先日、ある製造業の社長から電話がありました。

「親父が最近体調を崩してね。相続のこと、そろそろ本腰入れて考えないといけないんだけど、正直何から手をつければいいか…」

相続税の準備は「まだ先の話」と後回しにしがちです。でも実は、早めに動くだけで数千万円単位の差が生まれることがある。今日はそのなかでも、手軽に使えるのに意外と知られていない、保険を活用した相続税対策の話をします。

保険金には専用の「非課税枠」がある

相続税を計算するとき、死亡保険金には一般の相続財産とは別に、専用の非課税枠が設けられています。

計算式は「500万円 × 法定相続人の数」。これだけです。

たとえば相続人が配偶者と子ども3人の合計4人であれば、2,000万円が丸ごと非課税になります。現金で2,000万円を手元に持っているのと、保険金として2,000万円を受け取るのでは、相続税の扱いがまったく異なるんです。

同じ2,000万円でも「持ち方」ひとつで税負担が大きく変わる。これが保険活用の核心です。

税理士が積極的に教えない理由

「そんな大事なこと、なぜ顧問税理士が言ってくれないんだ」と思う社長も多いでしょう。

悪意があるわけではありません。相続税専門でない税理士は、保険の商品選定まで踏み込むことをためらう傾向があります。保険の設計は保険の専門家の領域でもあるので、「保険はご自身で」となりがちなんです。

ただ、制度として非課税枠があるという事実は、顧問税理士から聞いておいてよかった話のひとつ。知らないまま現金で相続を迎えるのはもったいないです。

一時払い終身保険という「組み替え」戦略

もう少し踏み込んだ話をすると、一時払い終身保険という活用法があります。

まとまった現金を一括で保険料として払い込み、将来の死亡保険金として受け取る仕組みです。現金という「かたち」を保険という「器」に変えることで、課税対象となる財産の総額を圧縮できます。

仮に手元に5,000万円の現金があるとします。そのまま持ち続ければ相続財産に丸ごと含まれますが、非課税枠の範囲内で保険に組み替えておけば、その分だけ課税対象が減ります。条件次第では、この「組み替え」だけで数百万から数千万円単位の節税になることもあります。

押さえておきたい注意点

効果的な対策ですが、いくつか外せないポイントがあります。

まず受取人の設定です。非課税枠が使えるのは受取人が「相続人」の場合に限られます。内縁の配偶者や孫(養子縁組していない場合)を受取人にしていると、非課税枠が適用されないケースがあります。

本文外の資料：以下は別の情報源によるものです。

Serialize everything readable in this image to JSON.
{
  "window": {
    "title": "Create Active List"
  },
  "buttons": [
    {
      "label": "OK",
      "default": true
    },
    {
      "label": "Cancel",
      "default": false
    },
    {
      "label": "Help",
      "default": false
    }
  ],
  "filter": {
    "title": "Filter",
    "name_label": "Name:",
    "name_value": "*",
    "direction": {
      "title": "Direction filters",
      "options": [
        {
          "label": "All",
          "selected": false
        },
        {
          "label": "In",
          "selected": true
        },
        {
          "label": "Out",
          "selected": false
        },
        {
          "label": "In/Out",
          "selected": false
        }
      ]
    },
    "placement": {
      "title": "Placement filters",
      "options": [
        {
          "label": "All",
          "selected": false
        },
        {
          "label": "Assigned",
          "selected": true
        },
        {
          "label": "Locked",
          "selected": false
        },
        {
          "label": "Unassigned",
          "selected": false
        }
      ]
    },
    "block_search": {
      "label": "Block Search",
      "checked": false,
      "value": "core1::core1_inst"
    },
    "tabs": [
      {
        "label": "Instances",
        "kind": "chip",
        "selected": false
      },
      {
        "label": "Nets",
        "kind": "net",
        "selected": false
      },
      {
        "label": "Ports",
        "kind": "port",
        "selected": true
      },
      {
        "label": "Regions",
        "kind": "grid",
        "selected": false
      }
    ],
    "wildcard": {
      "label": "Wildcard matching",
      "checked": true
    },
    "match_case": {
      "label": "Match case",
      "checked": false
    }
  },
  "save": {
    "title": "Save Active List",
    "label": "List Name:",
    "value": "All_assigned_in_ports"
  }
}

次に加入時期の問題。健康状態が悪化していたり、年齢が高くなると保険に加入できなくなる場合があります。「元気で動けるうちに手を打っておく」のが鉄則です。

また、保険はあくまで対策の一手。生前贈与や不動産活用など、他の選択肢と組み合わせることで効果が最大化されます。

今期中に一度、試算してみてほしい

「相続税なんてまだ先の話」という社長も、一度だけ試算してみてください。自分の財産規模と相続人の人数を確認すれば、保険の非課税枠でいくら節税できるかがざっくりわかります。

2,000万円の非課税枠を使えるかどうかで、相続税の支払額は数百万円単位で変わります。しかも対策の中身は「現金を保険に組み替える」だけ。複雑な手続きもなく、今すぐ動けるものです。

相続税専門の税理士に「保険の非課税枠はどう使えますか?」と聞いてみるところから始めてみてください。その一言で、相続対策の景色が変わるはずです。

※本記事は一般的な情報提供を目的としています。具体的な税務判断は税理士にご相談ください。